Daarmee wordt een eerste groot ‘pijnpunt’ aangeraakt binnen onderwijs. De organisatie van onderwijs in de zogenaamde A en de B-stroom, spreken over hoog- en laaggeschoolden, ASO, TSO of BSO, met het befaamde watervalsysteem als gevolg, en ultiem zelfs jongeren die ‘uitvallen’ en de school ongekwalificeerd verlaten. De negatieve perceptie en connotatie verbonden aan deze termen, is desastreus voor de eigenwaarde van leerlingen/cursisten, én soms voor leerkrachten die lesgeven in deze systemen.

België wordt wel eens ‘kampioen van de segregatie’ genoemd. Hierover vermelden de auteurs: “Bij de dalende cognitieve PISA-resultaten viel ons namelijk vooral de sterke daling bij de minder goed presterende kinderen op. Dat is een en-en verhaal van groeiende diversiteit, minder ouderbegeleiding (wegens werkdruk), meer zorgkinderen in een klas en stijgende kinderarmoede. Het uitbouwen van dragende onderwijsnetwerken rond scholen is dan ook een uitdaging voor de volgende decennia”. (p.107)

Er is heel wat te doen rond het M-decreet en inclusief onderwijs. “Om kwalitatief inclusief onderwijs waar te maken, is gewoon meer ondersteuning nodig” (p57). “Een inclusieve samenleving vraagt een schoolsysteem waar jongeren diversiteit ervaren, waarin we actief zoeken naar gedeelde momenten van samen leren, waar ontmoeten centraal staat en waarin we leren optimaal ondersteunen, vanuit de noden van het kind via de krachten van buurt/omgeving.” (p. 58)

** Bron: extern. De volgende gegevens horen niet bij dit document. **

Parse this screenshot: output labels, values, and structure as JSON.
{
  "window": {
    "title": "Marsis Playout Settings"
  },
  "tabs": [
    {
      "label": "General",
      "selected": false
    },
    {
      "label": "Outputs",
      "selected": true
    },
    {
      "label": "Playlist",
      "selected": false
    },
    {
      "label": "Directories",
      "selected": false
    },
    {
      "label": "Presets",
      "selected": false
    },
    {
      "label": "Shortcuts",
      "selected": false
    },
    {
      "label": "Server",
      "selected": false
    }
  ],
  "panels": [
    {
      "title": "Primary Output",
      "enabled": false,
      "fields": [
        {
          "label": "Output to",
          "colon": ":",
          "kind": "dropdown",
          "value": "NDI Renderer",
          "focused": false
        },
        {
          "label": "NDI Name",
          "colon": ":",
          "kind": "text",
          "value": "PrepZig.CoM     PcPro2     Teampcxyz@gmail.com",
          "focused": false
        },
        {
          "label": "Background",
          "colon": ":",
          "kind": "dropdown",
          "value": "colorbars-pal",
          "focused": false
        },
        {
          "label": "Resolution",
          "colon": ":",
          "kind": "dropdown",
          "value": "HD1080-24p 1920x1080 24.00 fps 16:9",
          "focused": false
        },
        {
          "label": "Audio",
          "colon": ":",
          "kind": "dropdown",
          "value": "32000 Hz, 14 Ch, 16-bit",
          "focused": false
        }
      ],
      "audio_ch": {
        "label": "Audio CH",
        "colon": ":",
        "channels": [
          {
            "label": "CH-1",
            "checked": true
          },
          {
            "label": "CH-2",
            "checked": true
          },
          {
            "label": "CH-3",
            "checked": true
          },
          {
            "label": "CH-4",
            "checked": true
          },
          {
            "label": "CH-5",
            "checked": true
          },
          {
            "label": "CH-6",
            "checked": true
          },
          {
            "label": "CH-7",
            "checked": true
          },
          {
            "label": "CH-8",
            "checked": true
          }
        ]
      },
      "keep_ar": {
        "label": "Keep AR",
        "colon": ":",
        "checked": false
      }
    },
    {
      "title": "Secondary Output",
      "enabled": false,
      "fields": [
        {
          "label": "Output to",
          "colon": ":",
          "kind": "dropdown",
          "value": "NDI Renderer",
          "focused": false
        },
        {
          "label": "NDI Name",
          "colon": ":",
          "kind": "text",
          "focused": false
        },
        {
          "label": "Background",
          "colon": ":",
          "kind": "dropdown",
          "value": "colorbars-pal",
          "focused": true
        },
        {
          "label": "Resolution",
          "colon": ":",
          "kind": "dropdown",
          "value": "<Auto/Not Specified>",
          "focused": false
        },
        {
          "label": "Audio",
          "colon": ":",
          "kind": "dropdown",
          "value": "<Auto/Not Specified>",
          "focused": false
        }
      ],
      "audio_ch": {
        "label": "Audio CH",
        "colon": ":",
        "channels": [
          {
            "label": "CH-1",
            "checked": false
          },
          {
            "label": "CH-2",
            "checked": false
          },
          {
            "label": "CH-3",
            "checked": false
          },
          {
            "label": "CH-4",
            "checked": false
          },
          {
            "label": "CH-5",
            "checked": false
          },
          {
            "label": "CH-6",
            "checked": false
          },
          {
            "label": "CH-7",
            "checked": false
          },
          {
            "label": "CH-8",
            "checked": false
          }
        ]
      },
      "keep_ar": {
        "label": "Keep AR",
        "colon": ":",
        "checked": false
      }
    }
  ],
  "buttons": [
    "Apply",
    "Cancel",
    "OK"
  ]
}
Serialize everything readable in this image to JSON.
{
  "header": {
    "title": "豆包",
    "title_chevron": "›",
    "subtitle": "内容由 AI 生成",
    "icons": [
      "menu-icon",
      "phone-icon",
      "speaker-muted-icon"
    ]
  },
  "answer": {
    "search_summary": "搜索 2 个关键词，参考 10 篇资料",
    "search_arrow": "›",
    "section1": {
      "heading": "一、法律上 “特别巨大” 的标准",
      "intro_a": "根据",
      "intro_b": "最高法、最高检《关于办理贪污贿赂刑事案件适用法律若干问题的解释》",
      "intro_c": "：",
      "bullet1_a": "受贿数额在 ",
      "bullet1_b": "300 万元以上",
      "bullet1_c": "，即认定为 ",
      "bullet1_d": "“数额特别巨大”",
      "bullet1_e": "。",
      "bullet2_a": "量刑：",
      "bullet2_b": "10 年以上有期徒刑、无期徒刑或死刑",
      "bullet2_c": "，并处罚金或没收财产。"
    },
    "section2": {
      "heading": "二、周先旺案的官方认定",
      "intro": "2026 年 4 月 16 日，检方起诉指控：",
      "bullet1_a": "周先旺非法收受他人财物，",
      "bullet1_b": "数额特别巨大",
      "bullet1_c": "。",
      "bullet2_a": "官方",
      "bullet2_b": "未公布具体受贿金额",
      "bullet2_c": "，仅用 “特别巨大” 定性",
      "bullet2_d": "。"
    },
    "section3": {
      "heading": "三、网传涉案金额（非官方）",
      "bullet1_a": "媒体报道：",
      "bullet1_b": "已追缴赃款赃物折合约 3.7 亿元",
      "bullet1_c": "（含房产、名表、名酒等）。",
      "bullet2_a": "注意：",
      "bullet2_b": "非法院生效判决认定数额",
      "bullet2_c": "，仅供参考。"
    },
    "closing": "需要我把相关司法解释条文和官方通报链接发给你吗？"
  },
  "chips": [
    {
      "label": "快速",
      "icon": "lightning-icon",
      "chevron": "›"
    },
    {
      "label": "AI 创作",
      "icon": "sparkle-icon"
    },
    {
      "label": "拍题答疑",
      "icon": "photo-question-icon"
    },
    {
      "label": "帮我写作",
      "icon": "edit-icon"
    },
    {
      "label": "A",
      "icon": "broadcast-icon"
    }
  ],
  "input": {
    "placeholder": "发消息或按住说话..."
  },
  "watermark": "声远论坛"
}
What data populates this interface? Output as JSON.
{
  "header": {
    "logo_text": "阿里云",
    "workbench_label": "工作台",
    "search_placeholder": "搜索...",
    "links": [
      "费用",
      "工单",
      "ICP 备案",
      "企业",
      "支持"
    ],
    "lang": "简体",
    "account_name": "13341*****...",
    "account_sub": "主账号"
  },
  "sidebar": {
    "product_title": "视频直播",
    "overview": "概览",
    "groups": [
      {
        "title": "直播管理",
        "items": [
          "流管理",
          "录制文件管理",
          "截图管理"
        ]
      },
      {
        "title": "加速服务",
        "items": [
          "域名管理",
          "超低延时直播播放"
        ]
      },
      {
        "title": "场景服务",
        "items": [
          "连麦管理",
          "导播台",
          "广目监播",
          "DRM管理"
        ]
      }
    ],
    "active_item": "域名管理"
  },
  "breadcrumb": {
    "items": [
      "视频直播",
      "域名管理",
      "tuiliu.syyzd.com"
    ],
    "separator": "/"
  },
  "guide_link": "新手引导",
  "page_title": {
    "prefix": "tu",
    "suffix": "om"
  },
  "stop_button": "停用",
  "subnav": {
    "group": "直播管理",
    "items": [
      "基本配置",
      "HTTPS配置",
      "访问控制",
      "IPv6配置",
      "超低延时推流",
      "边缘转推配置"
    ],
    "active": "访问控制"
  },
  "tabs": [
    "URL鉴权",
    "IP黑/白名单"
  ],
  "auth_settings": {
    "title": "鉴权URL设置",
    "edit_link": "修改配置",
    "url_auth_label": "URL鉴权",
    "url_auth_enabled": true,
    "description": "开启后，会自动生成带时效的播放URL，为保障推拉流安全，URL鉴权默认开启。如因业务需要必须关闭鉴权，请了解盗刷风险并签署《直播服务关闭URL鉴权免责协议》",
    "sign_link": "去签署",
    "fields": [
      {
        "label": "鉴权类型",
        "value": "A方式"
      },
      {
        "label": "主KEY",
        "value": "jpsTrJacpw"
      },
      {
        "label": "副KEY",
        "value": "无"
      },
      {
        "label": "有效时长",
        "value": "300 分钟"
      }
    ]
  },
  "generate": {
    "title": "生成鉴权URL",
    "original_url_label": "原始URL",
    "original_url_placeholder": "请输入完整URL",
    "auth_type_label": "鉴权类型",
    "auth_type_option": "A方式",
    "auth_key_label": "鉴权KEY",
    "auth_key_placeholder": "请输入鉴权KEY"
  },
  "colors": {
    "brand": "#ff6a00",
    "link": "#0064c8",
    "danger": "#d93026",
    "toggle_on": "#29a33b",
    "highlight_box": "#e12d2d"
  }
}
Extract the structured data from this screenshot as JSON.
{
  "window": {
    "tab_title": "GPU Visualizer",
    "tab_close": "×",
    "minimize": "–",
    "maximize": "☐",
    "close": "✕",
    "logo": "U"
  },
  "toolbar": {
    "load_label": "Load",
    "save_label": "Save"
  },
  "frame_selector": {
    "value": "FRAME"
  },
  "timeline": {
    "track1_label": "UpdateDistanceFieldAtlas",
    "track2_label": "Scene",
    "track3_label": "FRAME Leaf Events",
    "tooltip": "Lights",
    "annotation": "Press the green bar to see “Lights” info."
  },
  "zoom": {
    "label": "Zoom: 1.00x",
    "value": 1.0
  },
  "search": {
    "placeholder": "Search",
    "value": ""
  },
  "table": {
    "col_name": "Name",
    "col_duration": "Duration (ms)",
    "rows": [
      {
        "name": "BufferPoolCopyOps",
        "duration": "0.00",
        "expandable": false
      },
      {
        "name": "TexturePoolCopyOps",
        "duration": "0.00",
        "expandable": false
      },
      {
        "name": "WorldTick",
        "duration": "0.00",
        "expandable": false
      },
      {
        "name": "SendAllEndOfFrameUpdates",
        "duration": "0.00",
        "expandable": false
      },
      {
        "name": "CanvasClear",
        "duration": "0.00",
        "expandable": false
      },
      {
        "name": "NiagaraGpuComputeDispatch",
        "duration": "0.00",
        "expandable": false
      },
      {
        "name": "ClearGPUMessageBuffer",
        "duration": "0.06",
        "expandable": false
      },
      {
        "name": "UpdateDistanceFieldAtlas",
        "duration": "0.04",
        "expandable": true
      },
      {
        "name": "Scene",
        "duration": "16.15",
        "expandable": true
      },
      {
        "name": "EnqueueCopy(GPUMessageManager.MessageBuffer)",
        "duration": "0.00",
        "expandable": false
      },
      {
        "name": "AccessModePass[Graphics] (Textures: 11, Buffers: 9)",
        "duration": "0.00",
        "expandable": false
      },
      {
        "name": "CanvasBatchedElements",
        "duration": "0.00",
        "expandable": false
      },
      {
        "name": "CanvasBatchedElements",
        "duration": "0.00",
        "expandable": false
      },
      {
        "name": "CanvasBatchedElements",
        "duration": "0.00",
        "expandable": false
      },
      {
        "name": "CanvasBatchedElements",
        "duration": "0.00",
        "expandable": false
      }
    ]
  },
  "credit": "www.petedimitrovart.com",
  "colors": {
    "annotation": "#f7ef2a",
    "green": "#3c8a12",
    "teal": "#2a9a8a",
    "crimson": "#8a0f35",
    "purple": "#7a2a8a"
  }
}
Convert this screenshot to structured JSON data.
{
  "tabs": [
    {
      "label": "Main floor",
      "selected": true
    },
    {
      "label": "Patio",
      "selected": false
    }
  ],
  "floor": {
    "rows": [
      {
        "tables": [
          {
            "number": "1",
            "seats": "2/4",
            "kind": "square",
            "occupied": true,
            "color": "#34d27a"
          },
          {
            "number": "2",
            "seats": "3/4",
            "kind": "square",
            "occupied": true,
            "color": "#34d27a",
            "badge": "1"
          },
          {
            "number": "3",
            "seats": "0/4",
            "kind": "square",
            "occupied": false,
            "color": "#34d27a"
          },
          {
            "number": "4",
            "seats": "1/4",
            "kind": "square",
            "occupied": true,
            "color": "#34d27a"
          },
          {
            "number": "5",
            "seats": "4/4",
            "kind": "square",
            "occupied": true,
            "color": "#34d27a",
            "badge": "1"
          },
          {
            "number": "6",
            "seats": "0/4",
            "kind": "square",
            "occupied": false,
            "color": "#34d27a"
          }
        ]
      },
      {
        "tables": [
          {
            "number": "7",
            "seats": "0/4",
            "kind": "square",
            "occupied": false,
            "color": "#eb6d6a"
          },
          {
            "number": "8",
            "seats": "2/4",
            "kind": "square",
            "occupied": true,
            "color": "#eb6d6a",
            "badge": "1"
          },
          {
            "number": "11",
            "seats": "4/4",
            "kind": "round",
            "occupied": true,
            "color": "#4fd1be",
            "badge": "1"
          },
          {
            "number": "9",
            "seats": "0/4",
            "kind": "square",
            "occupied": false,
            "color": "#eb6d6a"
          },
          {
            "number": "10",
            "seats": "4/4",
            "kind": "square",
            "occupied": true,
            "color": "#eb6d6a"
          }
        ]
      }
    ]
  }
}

Lesgeven is meer dan je vak geven

Het boek levert boeiende inzichten over de emancipatorische kracht van onderwijs. Onderwijs brengt kwalificatie, socialisatie en persoonsvorming. Via getuigenissen en verhalen lezen we hoe onderwijs veel meer is dan louter kennisoverdracht. Over hoe lesgeven méér is dan je vak geven. Vakkennis is erg belangrijk voor een leerkracht, maar de liefde voor het vak legt er nog een laag bovenop. Er is echter een tendens in het onderwijs om te zoeken naar de meeste efficiënte en effectieve manier om les te geven. Dat zien we in heel wat studies ook terugkomen. “Alleen wordt de leraar in die studies dan vaak vanuit zijn of haar professionele (objectieve) deskundigheid beschreven, waarbij lesgeven lijkt te verworden tot een technische handeling, machinearbeid uitgevoerd door een robotleraar.” (p. 117). “Gelukkig is het nog niet zo ver bij ons, maar de roep van de handboeken en de druk van overheden om onderwijs zo efficiënt en effectief mogelijk te maken – ook al is de onderwijscontext complex – ontdoen het leraarschap van wat het was en eigenlijk is.” (p. 118)

De beste lesaanpak

Een vak goed onderwijzen vraagt ook (vak)didactisch-pedagogische kennis. Uiteraard zijn er verschillen tussen vakken, maar een aantal didactische gedragingen stellen we over alle vakdomeinen heen vast. De auteurs wijzen erop “hoe belangrijk het is om lessen te bieden die rijk zijn aan inhoud, taal, verbanden en structuren tussen concepten, en om vakinhoud te verbinden met rijke en realistische contexten die goed aansluiten bij de leefwereld van de leerlingen.” (p.142) “Hoge maar ook realistische verwachtingen hebben in combinatie met waardering voor de inzet van die jongeren, geloof in hun kunnen, ondersteuning richting zelfstandigheid” (p.160).

Hoe?

Er is geen uitgeschreven menukaart die het onderwijs volledig dekt. De beste leraren werken dan ook niet volgens een vast recept, maar zijn in staat in concrete situaties de juiste beslissingen te nemen. Die praktische wijsheid is het fundament voor goed onderwijs. Onderwijzen is als een kunst.” (p. 181) De auteurs refereren naar Gert Biesta die in dit kader zegt: ‘De suggestie dat goed onderwijs virtuoos is en dat een goede docent een virtuoze docent is, probeert uitdrukking te geven aan het feit dat goed onderwijs nooit een kwestie is van het uitvoeren van recepten of het volgen van voorschriften, maar op ieder moment een gesitueerd oordeel vraagt over het ‘hoe’ en het ‘waartoe’ van onderwijs en onderwijzen. Virtuositeit is daarmee een alternatief voor competentiegerichte benaderingen die wel kunnen aangeven wat docenten zouden moeten kennen en kunnen, maar die te weinig aandacht besteden aan wat het betekent om in concrete situaties het juiste te doen. Virtuositeit is ook een alternatief voor ‘evidence based’ benaderingen die het oordeel van de docent proberen te vervangen door op wetenschappelijk onderzoek gebaseerde voorschriften over ‘wat werkt’. (p. 182)

Waarom?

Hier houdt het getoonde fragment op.